Population establishment of Frankliniella occidentalis (Thysanoptera: Thripidae) offspring under parental arrhenotocous parthenogenesis reproduction

The reproductive mode of parthenogenesis is critical for Frankliniella occidentalis (Thysanoptera: Thripidae) invasive species. Studies have shown that the survival of female thrips was significantly higher than that of male thrips at high temperature (45 ℃, 2 h). In order to explore the possibility of population establishment of western flower thrips by parthenogenesis under high temperature conditions, female adult thrips were exposed to 45 ℃ for 2 h and then their offspring (F₁ generation) back-crossed with parental or “uncertain parental” female thrips. The life table was established to describe the population development of offspring after back-crossing (F₂ generation). The results indicated that the above two modes of generation of female copulated with F₁ male offspring both produced fertile offsprings. The sex ratio of the F₂ generation from parental female adult (female︰male = 1.05︰1) was lower than the sex ratio of the F₂ generation from “uncertain parental” female adults (female︰male = 1.55︰1). In addition, the F₂ generation from parental female had lower average female fecundity (F, 44.25 eggs per female), lower intrinsic rate of increase (r_m, 0.133 9), longer average developmental duration, longer adult pre-oviposition period (APOP, 3.13 d), longer total pre-oviposition period (TPOP, 17.19 d) and longer average generation duration (23.32 d) than the F₂ generation from “uncertain parental” female adults (P < 0.05; F of 62.25 eggs per female, r_m of 0.146 8, APOP of 2.85 d, TPOP of 14.45 d and longer generation duration of 20.49 d). However, no significant difference was noted in the finite rate of increase (P > 0.05).

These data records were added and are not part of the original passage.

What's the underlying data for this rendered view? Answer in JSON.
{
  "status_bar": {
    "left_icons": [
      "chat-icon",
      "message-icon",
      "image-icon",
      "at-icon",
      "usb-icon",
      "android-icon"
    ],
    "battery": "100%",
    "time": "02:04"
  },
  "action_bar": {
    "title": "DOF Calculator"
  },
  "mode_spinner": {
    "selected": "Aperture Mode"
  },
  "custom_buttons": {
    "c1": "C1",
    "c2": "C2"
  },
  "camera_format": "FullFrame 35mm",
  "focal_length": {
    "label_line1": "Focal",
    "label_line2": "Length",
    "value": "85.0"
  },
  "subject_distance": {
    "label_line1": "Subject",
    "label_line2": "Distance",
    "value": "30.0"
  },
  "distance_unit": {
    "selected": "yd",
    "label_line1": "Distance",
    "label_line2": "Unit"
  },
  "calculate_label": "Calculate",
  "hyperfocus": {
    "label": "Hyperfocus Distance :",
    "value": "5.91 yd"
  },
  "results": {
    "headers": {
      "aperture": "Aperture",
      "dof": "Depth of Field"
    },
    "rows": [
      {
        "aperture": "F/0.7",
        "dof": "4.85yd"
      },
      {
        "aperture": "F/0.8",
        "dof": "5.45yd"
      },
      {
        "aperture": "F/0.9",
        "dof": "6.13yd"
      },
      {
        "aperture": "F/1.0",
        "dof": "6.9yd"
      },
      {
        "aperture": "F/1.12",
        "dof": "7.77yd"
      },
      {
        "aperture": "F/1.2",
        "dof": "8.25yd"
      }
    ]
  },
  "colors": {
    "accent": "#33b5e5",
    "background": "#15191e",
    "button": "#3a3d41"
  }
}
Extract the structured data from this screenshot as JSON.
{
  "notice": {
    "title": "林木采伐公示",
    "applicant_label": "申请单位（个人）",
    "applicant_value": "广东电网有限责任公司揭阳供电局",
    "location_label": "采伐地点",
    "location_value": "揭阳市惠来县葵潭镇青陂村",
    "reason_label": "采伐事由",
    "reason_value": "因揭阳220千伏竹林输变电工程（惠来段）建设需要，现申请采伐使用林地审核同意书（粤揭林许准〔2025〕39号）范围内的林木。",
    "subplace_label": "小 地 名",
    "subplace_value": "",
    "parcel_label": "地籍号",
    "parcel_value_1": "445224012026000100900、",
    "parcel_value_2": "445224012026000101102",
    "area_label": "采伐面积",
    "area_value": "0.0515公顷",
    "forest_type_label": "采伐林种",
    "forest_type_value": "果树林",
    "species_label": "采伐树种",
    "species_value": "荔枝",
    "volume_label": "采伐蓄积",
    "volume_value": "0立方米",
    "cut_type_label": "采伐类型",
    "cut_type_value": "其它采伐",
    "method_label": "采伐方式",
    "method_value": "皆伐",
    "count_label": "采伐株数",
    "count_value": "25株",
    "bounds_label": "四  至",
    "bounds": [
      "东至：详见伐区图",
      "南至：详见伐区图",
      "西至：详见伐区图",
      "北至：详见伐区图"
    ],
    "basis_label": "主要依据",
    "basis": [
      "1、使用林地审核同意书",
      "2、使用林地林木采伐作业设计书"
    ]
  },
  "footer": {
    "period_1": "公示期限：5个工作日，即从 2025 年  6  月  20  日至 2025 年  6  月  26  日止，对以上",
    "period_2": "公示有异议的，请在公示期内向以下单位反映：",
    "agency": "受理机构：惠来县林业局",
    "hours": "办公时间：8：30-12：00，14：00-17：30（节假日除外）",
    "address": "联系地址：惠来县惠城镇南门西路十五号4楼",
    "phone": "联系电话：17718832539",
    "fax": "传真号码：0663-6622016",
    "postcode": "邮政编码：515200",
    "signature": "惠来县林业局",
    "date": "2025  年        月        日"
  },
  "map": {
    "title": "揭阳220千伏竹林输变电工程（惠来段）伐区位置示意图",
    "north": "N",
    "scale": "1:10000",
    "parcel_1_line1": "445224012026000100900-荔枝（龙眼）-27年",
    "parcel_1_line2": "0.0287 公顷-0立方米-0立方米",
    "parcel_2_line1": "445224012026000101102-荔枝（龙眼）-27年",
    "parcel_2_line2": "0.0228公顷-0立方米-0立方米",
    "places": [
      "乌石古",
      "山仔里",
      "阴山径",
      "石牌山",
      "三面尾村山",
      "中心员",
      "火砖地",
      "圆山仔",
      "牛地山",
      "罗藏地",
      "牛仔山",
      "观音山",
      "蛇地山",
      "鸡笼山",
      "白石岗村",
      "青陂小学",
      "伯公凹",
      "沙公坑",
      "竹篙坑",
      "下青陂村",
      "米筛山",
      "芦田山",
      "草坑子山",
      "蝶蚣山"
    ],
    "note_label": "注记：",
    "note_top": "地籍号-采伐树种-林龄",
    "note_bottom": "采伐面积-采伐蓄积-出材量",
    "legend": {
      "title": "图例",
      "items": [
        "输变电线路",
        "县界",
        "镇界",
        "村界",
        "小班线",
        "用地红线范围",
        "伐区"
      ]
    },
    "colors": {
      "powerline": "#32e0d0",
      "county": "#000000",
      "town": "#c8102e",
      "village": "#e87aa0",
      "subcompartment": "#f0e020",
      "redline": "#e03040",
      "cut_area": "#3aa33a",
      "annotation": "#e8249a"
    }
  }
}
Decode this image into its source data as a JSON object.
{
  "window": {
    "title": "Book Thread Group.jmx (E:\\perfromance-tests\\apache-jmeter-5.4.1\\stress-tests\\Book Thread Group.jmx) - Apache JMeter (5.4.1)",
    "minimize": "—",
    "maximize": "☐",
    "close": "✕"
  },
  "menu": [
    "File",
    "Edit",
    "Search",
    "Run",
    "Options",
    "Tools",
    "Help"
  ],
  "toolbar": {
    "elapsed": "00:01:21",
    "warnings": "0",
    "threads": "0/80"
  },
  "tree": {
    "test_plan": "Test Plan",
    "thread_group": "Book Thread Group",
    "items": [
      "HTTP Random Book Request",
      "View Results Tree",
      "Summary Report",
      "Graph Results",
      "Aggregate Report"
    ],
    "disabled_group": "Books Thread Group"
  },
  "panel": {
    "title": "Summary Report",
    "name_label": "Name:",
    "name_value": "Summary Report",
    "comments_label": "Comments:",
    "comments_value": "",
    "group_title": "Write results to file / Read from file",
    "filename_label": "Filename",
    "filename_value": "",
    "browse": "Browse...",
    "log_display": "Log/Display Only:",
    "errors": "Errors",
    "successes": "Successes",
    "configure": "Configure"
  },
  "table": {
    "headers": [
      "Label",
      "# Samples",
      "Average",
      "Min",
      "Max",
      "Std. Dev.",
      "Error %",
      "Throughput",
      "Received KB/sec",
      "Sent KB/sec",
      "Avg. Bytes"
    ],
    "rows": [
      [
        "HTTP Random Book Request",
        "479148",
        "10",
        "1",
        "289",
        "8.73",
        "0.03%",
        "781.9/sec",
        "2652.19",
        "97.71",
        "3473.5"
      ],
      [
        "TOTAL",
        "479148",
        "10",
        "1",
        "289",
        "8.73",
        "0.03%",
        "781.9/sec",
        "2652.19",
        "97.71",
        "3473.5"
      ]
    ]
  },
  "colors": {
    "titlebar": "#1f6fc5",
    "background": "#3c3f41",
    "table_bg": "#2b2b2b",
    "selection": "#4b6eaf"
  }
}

The results indicated that F. occidentalis established populations within a short time by arrhenotocous parthenogenesis and had strong resistance to high temperatures and reproductive capacity, which laid the basis for successful invasion. A single high temperature model was not ideal for the control of F. occidentalis in case of host plant without serious injuries. This suggested that multiple control modes were better. Future studies should investigate and discuss effective control modes of F. occidentalis.